In reply to Kendall Helmstetter Gelner, Sep 8, 2012

Kendall Helmstetter Gelner wrote:

Truman Prevatt wrote:

Real images can fool. If you don't know the light intensity in the image, then how do you know if the DR was good or bad. You don't.

When you see a mountain scene you've seen a thousand times before, yes in fact you do.

However that's irrelevant, when a camera with known good DR (the Canon) is producing an image with apparently less DR than another camera (the Sigma). You can think of the Canon as a useful frame of reference; with default metering it was unable to capture the whole scene, so we know there was more range present than the reference camera was able to handle, so it's not like the scene was a limited subset.

Actually the Canon DR is not that good when it is put on the bench and actually measured. The top end Canons (5D MarkIII, 1D Mark Iv and 5D Mark II ) are all rated below 12. That is a good two stops below the Pentax K5. Canons are over 2.5 EV's under over the Canon's.

If you look at the calibration test on DXOMark, the Canon's are only so-so for DR. In fact the Canon flagships have less DR by about an EV than the Nikon midrange cameras, the D5100, D7000. The Canons are actually even behind the previous generation of Nikons, D700, D3s, etc. It seems clear that Sony produces a sensor with superior read noise specifications to Canons.

That's not my opinion those are the results of the an independent test lab.

While DP review does not do a test on the raw data, it does do an apples to apples against other camera. What you find on the DPreview review of the SD1 is about 3 stops below the D7000 and the SD-1 with the least DR of the other three, one from Canon, one from Sony and one from Nikon.

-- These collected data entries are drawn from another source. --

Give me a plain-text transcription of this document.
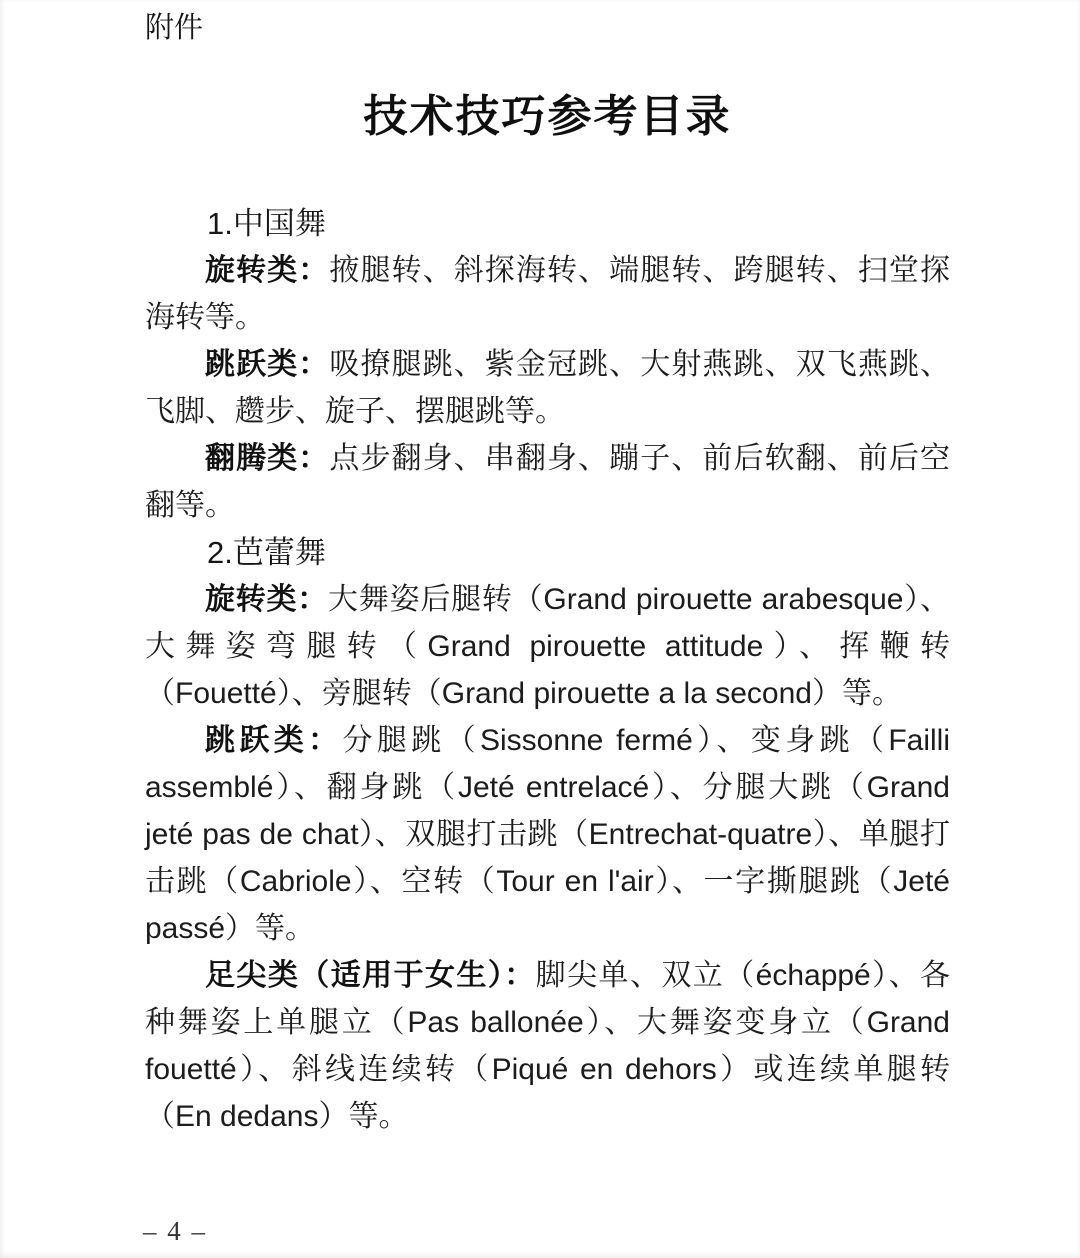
附件
技术技巧参考目录

1.中国舞

旋转类：掖腿转、斜探海转、端腿转、跨腿转、扫堂探海转等。

跳跃类：吸撩腿跳、紫金冠跳、大射燕跳、双飞燕跳、飞脚、趱步、旋子、摆腿跳等。

翻腾类：点步翻身、串翻身、蹦子、前后软翻、前后空翻等。

2.芭蕾舞

旋转类：大舞姿后腿转（Grand pirouette arabesque）、大舞姿弯腿转（Grand pirouette attitude）、挥鞭转（Fouetté）、旁腿转（Grand pirouette a la second）等。

跳跃类：分腿跳（Sissonne fermé）、变身跳（Failli assemblé）、翻身跳（Jeté entrelacé）、分腿大跳（Grand jeté pas de chat）、双腿打击跳（Entrechat-quatre）、单腿打击跳（Cabriole）、空转（Tour en l'air）、一字撕腿跳（Jeté passé）等。

足尖类（适用于女生）：脚尖单、双立（échappé）、各种舞姿上单腿立（Pas ballonée）、大舞姿变身立（Grand fouetté）、斜线连续转（Piqué en dehors）或连续单腿转（En dedans）等。

– 4 –
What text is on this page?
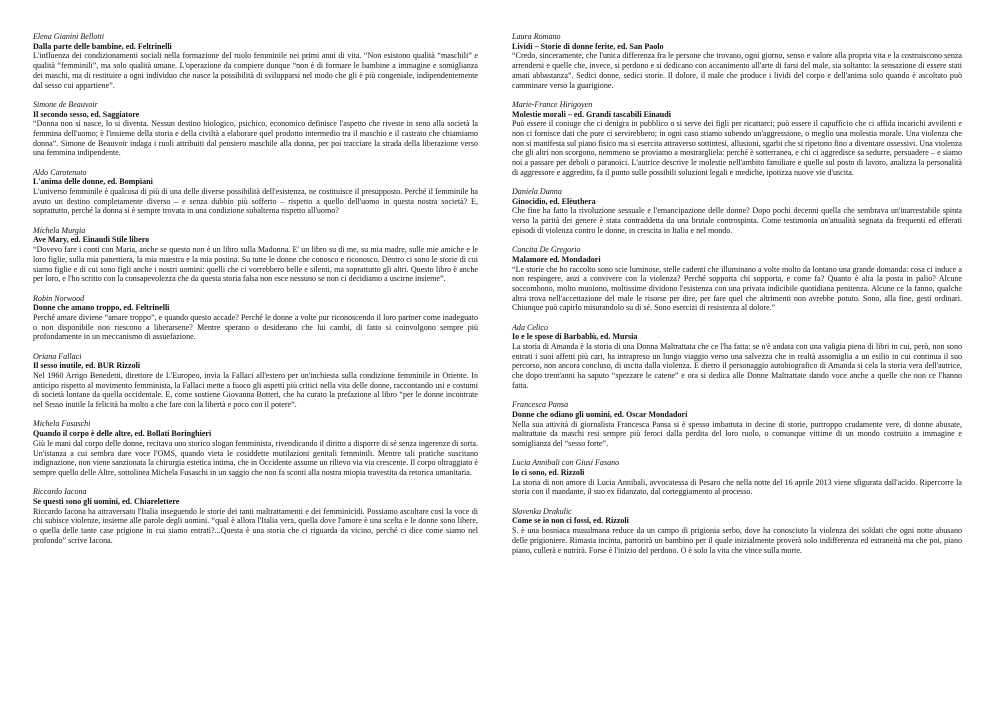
Elena Gianini Bellotti
Dalla parte delle bambine, ed. Feltrinelli
L'influenza dei condizionamenti sociali nella formazione del ruolo femminile nei primi anni di vita. “Non esistono qualità “maschili” e qualità “femminili”, ma solo qualità umane. L'operazione da compiere dunque “non è di formare le bambine a immagine e somiglianza dei maschi, ma di restituire a ogni individuo che nasce la possibilità di svilupparsi nel modo che gli è più congeniale, indipendentemente dal sesso cui appartiene”.
Simone de Beauvoir
Il secondo sesso, ed. Saggiatore
“Donna non si nasce, lo si diventa. Nessun destino biologico, psichico, economico definisce l'aspetto che riveste in seno alla società la femmina dell'uomo; è l'insieme della storia e della civiltà a elaborare quel prodotto intermedio tra il maschio e il castrato che chiamiamo donna”. Simone de Beauvoir indaga i ruoli attribuiti dal pensiero maschile alla donna, per poi tracciare la strada della liberazione verso una femmina indipendente.
Aldo Carotenuto
L'anima delle donne, ed. Bompiani
L'universo femminile è qualcosa di più di una delle diverse possibilità dell'esistenza, ne costituisce il presupposto. Perché il femminile ha avuto un destino completamente diverso – e senza dubbio più sofferto – rispetto a quello dell'uomo in questa nostra società? E, soprattutto, perché la donna si è sempre trovata in una condizione subalterna rispetto all'uomo?
Michela Murgia
Ave Mary, ed. Einaudi Stile libero
“Dovevo fare i conti con Maria, anche se questo non è un libro sulla Madonna. E' un libro su di me, su mia madre, sulle mie amiche e le loro figlie, sulla mia panettiera, la mia maestra e la mia postina. Su tutte le donne che conosco e riconosco. Dentro ci sono le storie di cui siamo figlie e di cui sono figli anche i nostri uomini: quelli che ci vorrebbero belle e silenti, ma soprattutto gli altri. Questo libro è anche per loro, e l'ho scritto con la consapevolezza che da questa storia falsa non esce nessuno se non ci decidiamo a uscirne insieme”.
Robin Norwood
Donne che amano troppo, ed. Feltrinelli
Perché amare diviene “amare troppo”, e quando questo accade? Perché le donne a volte pur riconoscendo il loro partner come inadeguato o non disponibile non riescono a liberarsene? Mentre sperano o desiderano che lui cambi, di fatto si coinvolgono sempre più profondamente in un meccanismo di assuefazione.
Oriana Fallaci
Il sesso inutile, ed. BUR Rizzoli
Nel 1960 Arrigo Benedetti, direttore de L'Europeo, invia la Fallaci all'estero per un'inchiesta sulla condizione femminile in Oriente. In anticipo rispetto al movimento femminista, la Fallaci mette a fuoco gli aspetti più critici nella vita delle donne, raccontando usi e costumi di società lontane da quella occidentale. E, come sostiene Giovanna Botteri, che ha curato la prefazione al libro “per le donne incontrate nel Sesso inutile la felicità ha molto a che fare con la libertà e poco con il potere”.
Michela Fusaschi
Quando il corpo è delle altre, ed. Bollati Boringhieri
Giù le mani dal corpo delle donne, recitava uno storico slogan femminista, rivendicando il diritto a disporre di sé senza ingerenze di sorta. Un'istanza a cui sembra dare voce l'OMS, quando vieta le cosiddette mutilazioni genitali femminili. Mentre tali pratiche suscitano indignazione, non viene sanzionata la chirurgia estetica intima, che in Occidente assume un rilievo via via crescente. Il corpo oltraggiato è sempre quello delle Altre, sottolinea Michela Fusaschi in un saggio che non fa sconti alla nostra miopia travestita da retorica umanitaria.
Riccardo Iacona
Se questi sono gli uomini, ed. Chiarelettere
Riccardo Iacona ha attraversato l'Italia inseguendo le storie dei tanti maltrattamenti e dei femminicidi. Possiamo ascoltare così la voce di chi subisce violenze, insieme alle parole degli uomini. “qual è allora l'Italia vera, quella dove l'amore è una scelta e le donne sono libere, o quella delle tante case prigione in cui siamo entrati?...Questa è una storia che ci riguarda da vicino, perché ci dice come siamo nel profondo” scrive Iacona.
Laura Romano
Lividi – Storie di donne ferite, ed. San Paolo
“Credo, sinceramente, che l'unica differenza fra le persone che trovano, ogni giorno, senso e valore alla propria vita e la costruiscono senza arrendersi e quelle che, invece, si perdono e si dedicano con accanimento all'arte di farsi del male, sia soltanto: la sensazione di essere stati amati abbastanza”. Sedici donne, sedici storie. Il dolore, il male che produce i lividi del corpo e dell'anima solo quando è ascoltato può camminare verso la guarigione.
Marie-France Hirigoyen
Molestie morali – ed. Grandi tascabili Einaudi
Può essere il coniuge che ci denigra in pubblico o si serve dei figli per ricattarci; può essere il capufficio che ci affida incarichi avvilenti e non ci fornisce dati che pure ci servirebbero; in ogni caso stiamo subendo un'aggressione, o meglio una molestia morale. Una violenza che non si manifesta sul piano fisico ma si esercita attraverso sottintesi, allusioni, sgarbi che si ripetono fino a diventare ossessivi. Una violenza che gli altri non scorgono, nemmeno se proviamo a mostrargliela: perché è sotterranea, e chi ci aggredisce sa sedurre, persuadere – e siamo noi a passare per deboli o paranoici. L'autrice descrive le molestie nell'ambito familiare e quelle sul posto di lavoro, analizza la personalità di aggressore e aggredito, fa il punto sulle possibili soluzioni legali e mediche, ipotizza nuove vie d'uscita.
Daniela Danna
Ginocidio, ed. Elèuthera
Che fine ha fatto la rivoluzione sessuale e l'emancipazione delle donne? Dopo pochi decenni quella che sembrava un'inarrestabile spinta verso la parità dei genere è stata contraddetta da una brutale controspinta. Come testimonia un'attualità segnata da frequenti ed efferati episodi di violenza contro le donne, in crescita in Italia e nel mondo.
Concita De Gregorio
Malamore ed. Mondadori
“Le storie che ho raccolto sono scie luminose, stelle cadenti che illuminano a volte molto da lontano una grande domanda: cosa ci induce a non respingere, anzi a convivere con la violenza? Perché sopporta chi sopporta, e come fa? Quanto è alta la posta in palio? Alcune soccombono, molto muoiono, moltissime dividono l'esistenza con una privata indicibile quotidiana penitenza. Alcune ce la fanno, qualche altra trova nell'accettazione del male le risorse per dire, per fare quel che altrimenti non avrebbe potuto. Sono, alla fine, gesti ordinari. Chiunque può capirlo misurandolo su di sé. Sono esercizi di resistenza al dolore.”
Ada Celico
Io e le spose di Barbablù, ed. Mursia
La storia di Amanda è la storia di una Donna Maltrattata che ce l'ha fatta: se n'è andata con una valigia piena di libri in cui, però, non sono entrati i suoi affetti più cari, ha intrapreso un lungo viaggio verso una salvezza che in realtà assomiglia a un esilio in cui continua il suo percorso, non ancora concluso, di uscita dalla violenza. E dietro il personaggio autobiografico di Amanda si cela la storia vera dell'autrice, che dopo trent'anni ha saputo “spezzare le catene” e ora si dedica alle Donne Maltrattate dando voce anche a quelle che non ce l'hanno fatta.
Francesca Pansa
Donne che odiano gli uomini, ed. Oscar Mondadori
Nella sua attività di giornalista Francesca Pansa si è spesso imbattuta in decine di storie, purtroppo crudamente vere, di donne abusate, maltrattate da maschi resi sempre più feroci dalla perdita del loro ruolo, o comunque vittime di un mondo costruito a immagine e somiglianza del “sesso forte”.
Lucia Annibali con Giusi Fasano
Io ci sono, ed. Rizzoli
La storia di non amore di Lucia Annibali, avvocatessa di Pesaro che nella notte del 16 aprile 2013 viene sfigurata dall'acido. Ripercorre la storia con il mandante, il suo ex fidanzato, dal corteggiamento al processo.
Slavenka Drakulic
Come se io non ci fossi, ed. Rizzoli
S. è una bosniaca musulmana reduce da un campo di prigionia serbo, dove ha conosciuto la violenza dei soldati che ogni notte abusano delle prigioniere. Rimasta incinta, partorirà un bambino per il quale inizialmente proverà solo indifferenza ed estraneità ma che poi, piano piano, cullerà e nutrirà. Forse è l'inizio del perdono. O è solo la vita che vince sulla morte.
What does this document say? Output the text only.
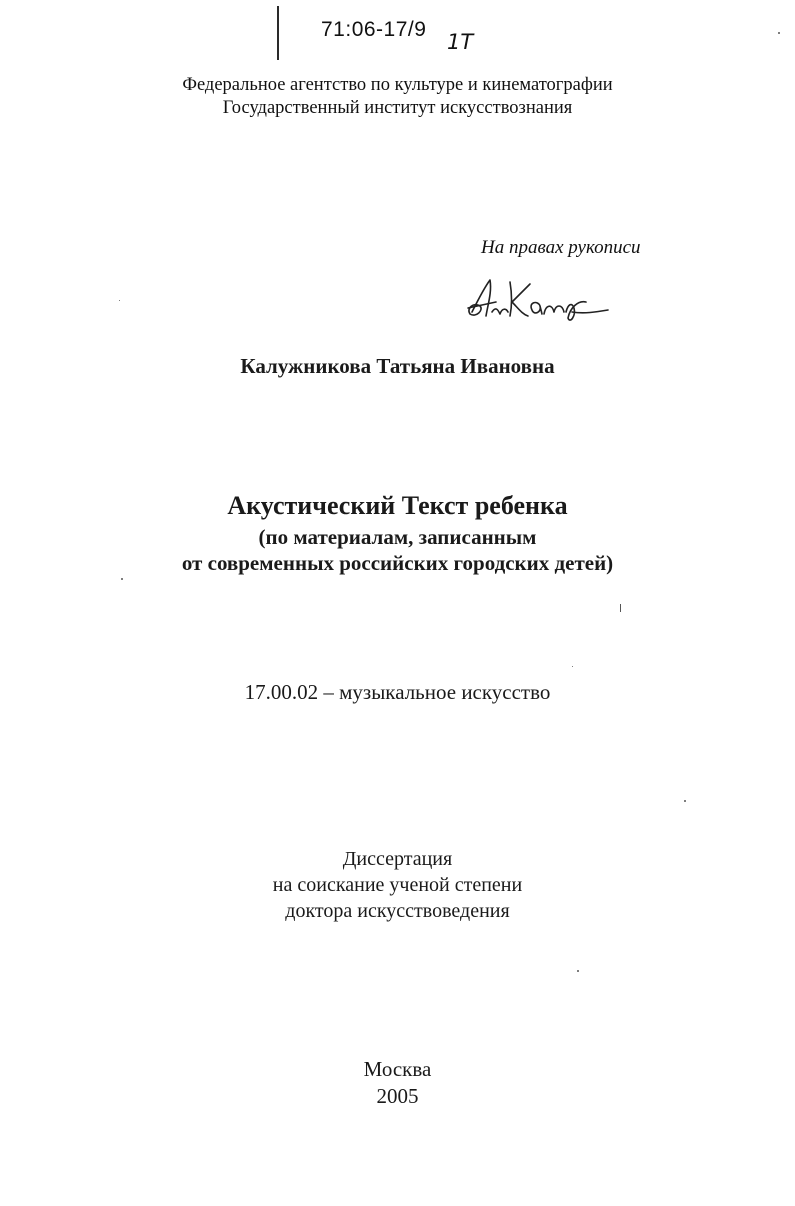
71:06-17/9
1Т
Федеральное агентство по культуре и кинематографии
Государственный институт искусствознания
На правах рукописи
Калужникова Татьяна Ивановна
Акустический Текст ребенка
(по материалам, записанным
от современных российских городских детей)
17.00.02 – музыкальное искусство
Диссертация
на соискание ученой степени
доктора искусствоведения
Москва
2005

As far as "you know it." Over his life time Adams very seldom too a shot without carefully analyzing it with his spot meter to determine accurately the illumination distribution of the scene. There was one he didn't that was Moonrise. However, he knew exactly from previous measurements he had made that the illumination of a full moon. That allowed him to set his exposure for Moonrise.

If I am doing critical work, and what I do for myself is critical work, I normally shoot manual exposure and use my digital spot meter, not the one in a camera. I also calibrate my meter to my camera to find the correct ISO to set my spot meter at for calculating stop/shutter speed.

Quite frankly, I find myself often surprised by the illumination distribution of a scene.